C'est dans un premier temps le tribunal de Créteil, qui a juridiction sur Orly, qui mène l'enquête. Mais au vu de l'ampleur de l’affaire, le dossier est transféré à la JIRS, la juridiction Interrégionale de Paris. Celle-ci regroupe des magistrats spécialisés dans la criminalité organisée et la délinquance financière.

Trafic de stupéfiants

Le 14 mai, une information judiciaire est ouverte pour "blanchiment de trafic de stupéfiants en bande organisée", "importation de stupéfiants", "trafic de stupéfiants" et "association de malfaiteurs". Le lien avec la drogue a été établi grâce à un test qui révèle que les billets de banques trouvés dans la valise ont été en contact avec de la cocaïne, mais aussi de l’héroïne.

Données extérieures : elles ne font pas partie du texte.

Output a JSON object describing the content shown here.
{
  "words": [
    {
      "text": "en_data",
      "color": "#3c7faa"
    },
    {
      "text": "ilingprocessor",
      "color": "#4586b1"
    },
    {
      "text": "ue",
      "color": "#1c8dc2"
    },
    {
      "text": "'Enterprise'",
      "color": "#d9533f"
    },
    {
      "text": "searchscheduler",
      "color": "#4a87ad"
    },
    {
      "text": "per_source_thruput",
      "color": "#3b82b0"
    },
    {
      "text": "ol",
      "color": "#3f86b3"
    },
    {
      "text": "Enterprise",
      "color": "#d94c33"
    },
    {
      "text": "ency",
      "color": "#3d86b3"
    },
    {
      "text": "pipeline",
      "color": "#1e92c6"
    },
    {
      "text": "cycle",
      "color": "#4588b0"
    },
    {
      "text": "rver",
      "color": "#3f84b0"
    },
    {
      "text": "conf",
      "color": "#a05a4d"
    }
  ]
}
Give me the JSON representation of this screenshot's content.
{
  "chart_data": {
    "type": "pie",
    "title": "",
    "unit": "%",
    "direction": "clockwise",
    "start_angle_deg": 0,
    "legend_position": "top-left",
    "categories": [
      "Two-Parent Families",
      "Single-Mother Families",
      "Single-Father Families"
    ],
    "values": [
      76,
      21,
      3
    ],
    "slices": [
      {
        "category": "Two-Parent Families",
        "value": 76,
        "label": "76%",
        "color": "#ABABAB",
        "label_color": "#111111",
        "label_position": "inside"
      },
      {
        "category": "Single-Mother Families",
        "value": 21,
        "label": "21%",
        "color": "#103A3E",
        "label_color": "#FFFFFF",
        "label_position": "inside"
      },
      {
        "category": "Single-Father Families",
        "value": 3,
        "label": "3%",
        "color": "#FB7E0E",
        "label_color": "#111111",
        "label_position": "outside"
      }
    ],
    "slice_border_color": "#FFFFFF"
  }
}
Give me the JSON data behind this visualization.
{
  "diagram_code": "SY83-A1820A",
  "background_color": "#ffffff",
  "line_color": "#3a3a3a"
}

A l’issue de sa garde à vue Christophe L. a été placé en détention provisoire en région parisienne.
Une enquête atypique
De source policière, on qualifie cette affaire d'inhabituelle. En temps ordinaire, dans les affaires de drogues, ce sont généralement les convoyeurs qui se font interpeller, mais cette fois, l'homme arrêté pourrait être un "collecteur", celui qui récupère l'argent généré par la vente de la drogue. 582.000 euros, cela représente environ 20 kilos de cocaïne vendu en Europe. Selon les spécialistes, le collecteur est rémunéré au forfait ou au pourcentage de la somme transportée. 

L’enquête est menée conjointement par les agents du services national de douane judiciaire et l’OCRTIS, l'Office Central pour la Répression du Trafic Illicite des Stupéfiants, qui a notamment un antenne en Martinique. Ils vont s’appuyer dans un premier temps sur les déclarations de la personne interpellée, ainsi que sur le contenu de son téléphone portable et de son ordinateur. Ses aller-retours entre la Martinique et Paris, et la façon dont il les justifie, seront également scrutés à la loupe. Des recherches financières et bancaires vont également être diligentées. Au total, cela représentera des mois d'enquêtes.